Democratic societies are thus characterized as much by disagreement as agreement because democracy empowers citizens to express their opinion—and they do. A democracy’s power and therefore its basic educational challenge is to help students develop social and democratic skills: (1) to master rational thought and discourse, (2) to learn how to disagree without being unduly disagreeable about it, and (3) to discover that integrating the best ideas of all participants into a consensual solution is better than centralizing decision—making. That’s the broad power and appeal of a democracy that must be passed on to each generation. We had been a democratic nation for 100 years before the philosopher John Dewey arrived to argue forcefully for a collaborative school that would explicitly demonstrate and teach the social knowledge and skills that citizens in a democracy need (Dewey,1916).
By the second half of the 20th century, an increasing number of educators realized that classroom management (which had been decidedly authoritarian) could be viewed as a curricular rather than an administrative function. A classroom could become a social laboratory in which students would collaborate on many of the mundane-to-important decisions that teachers typically make—and in the process develop the problem solving and negotiation skills that citizens in a democracy need (Sylwester, 2003).
School is the only institution in our society in which young folks interact for 13 years with many hundreds of non—kin at a similar developmental stage. What are the options for solutions to our cultural problems if our schools don’t explicitly develop social and democratic skills?
A result of the current standards and assessment focus is the test—driven drive for efficient individual performance. It’s achieved at the expense of social interaction and group decision-making that are central to the development of democratic skills. We’ve discovered during the past several years how important it is for our culture to understand and negotiate with other cultures.

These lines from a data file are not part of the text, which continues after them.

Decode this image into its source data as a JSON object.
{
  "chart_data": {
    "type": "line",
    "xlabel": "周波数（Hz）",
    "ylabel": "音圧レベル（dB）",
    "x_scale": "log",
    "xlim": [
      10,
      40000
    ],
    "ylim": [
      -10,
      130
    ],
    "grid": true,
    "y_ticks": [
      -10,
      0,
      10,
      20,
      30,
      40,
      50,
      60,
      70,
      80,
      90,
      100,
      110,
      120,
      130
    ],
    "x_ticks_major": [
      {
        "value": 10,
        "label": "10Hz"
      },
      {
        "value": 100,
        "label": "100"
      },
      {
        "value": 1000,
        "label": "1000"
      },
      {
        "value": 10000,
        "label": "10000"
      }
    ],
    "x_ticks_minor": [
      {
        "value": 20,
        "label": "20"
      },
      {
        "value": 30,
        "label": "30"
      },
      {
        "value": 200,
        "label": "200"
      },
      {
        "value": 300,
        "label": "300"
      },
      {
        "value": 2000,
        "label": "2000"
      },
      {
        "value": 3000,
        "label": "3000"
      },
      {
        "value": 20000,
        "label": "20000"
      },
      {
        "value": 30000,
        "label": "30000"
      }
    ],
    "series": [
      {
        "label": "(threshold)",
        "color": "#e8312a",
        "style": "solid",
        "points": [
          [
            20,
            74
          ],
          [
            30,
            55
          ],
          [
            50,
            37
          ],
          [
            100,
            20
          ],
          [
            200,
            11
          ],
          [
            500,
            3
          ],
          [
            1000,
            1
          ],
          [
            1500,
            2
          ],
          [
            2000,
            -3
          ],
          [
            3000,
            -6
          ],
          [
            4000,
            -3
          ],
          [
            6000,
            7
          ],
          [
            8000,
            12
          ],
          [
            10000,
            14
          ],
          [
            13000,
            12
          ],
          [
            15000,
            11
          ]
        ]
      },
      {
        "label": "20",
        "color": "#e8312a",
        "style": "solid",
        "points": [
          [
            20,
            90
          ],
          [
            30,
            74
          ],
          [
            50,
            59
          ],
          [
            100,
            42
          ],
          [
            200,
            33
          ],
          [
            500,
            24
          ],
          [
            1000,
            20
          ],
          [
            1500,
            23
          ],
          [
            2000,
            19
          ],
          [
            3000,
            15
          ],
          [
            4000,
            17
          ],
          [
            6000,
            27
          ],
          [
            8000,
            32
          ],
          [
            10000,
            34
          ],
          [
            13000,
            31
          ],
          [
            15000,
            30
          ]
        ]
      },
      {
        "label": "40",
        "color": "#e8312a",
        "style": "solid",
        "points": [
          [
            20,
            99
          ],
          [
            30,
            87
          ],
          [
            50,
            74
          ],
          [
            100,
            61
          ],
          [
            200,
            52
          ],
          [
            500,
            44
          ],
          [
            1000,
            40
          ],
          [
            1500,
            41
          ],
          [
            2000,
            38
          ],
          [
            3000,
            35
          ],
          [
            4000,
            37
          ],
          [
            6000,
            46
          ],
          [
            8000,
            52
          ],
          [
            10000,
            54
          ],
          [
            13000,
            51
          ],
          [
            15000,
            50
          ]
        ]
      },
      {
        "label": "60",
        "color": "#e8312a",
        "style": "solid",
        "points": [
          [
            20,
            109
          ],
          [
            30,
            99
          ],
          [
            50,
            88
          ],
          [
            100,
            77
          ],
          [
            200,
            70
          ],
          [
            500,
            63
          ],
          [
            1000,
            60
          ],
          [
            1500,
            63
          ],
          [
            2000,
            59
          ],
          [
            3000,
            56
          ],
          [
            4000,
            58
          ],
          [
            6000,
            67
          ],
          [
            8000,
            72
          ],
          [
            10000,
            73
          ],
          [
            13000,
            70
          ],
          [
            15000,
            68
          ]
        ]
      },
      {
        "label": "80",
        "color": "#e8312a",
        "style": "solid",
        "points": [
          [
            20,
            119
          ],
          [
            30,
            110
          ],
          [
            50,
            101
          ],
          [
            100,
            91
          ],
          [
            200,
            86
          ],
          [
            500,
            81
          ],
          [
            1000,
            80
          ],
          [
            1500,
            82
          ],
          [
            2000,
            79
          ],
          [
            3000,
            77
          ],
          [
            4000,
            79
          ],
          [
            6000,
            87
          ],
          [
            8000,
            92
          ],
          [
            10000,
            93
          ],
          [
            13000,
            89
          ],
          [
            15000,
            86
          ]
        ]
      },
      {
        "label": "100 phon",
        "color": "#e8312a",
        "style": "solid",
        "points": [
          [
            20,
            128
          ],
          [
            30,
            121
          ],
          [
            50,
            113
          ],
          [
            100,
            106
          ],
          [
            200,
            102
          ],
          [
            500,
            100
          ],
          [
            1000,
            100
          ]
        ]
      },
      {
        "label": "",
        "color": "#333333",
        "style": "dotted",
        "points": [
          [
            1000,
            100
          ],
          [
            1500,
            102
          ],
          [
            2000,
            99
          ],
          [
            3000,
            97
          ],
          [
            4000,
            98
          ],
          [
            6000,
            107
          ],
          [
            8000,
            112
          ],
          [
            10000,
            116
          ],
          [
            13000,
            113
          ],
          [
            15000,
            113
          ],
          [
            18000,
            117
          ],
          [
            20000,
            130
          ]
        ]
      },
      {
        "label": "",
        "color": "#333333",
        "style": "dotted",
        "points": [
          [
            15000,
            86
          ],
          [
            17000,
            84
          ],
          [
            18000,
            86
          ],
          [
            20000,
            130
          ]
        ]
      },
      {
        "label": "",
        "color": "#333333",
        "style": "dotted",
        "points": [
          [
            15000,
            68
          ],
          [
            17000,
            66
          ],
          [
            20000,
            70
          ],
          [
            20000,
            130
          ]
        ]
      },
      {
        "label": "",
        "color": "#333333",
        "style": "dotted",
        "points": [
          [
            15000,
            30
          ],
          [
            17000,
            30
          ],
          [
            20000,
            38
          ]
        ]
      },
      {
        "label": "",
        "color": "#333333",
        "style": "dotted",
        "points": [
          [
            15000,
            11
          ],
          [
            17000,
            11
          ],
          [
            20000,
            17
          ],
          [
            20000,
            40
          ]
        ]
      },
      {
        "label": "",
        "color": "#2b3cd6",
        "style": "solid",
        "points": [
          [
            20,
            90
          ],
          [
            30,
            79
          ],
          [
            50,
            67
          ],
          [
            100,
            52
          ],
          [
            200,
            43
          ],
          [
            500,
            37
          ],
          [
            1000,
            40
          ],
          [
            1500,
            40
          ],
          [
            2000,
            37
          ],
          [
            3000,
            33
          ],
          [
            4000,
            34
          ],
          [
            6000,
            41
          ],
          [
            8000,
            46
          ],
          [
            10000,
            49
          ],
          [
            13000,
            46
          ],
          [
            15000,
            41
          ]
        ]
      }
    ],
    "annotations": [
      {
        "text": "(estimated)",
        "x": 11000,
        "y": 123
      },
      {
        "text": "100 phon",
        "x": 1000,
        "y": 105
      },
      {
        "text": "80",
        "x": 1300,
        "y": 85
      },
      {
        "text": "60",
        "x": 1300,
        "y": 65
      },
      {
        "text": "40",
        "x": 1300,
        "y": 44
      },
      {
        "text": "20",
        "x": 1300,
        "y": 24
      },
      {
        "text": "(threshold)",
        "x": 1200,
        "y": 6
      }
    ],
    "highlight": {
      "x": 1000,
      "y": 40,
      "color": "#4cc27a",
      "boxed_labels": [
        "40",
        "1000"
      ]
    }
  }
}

We can begin to change the K-12 schooling this year’s kindergarteners will get by developing a more optimistic perspective (what’s the point of pessimism?), by inserting the exciting new scientific and technological advances into the curriculum (why wouldn’t we want students to become informed?), and by making classroom life democratic (isn’t it what we adults demand in the civic arena?).
John Dewey arrived 100 years ago with a 20/20 vision to connect formal education to the challenges of the 20th century.
21st Century John and Jane Deweys must similarly connect education to the 21st century challenges this year’s kindergarteners will confront. If educators and parents don’t demand a 21st century education for 21st century students, who will?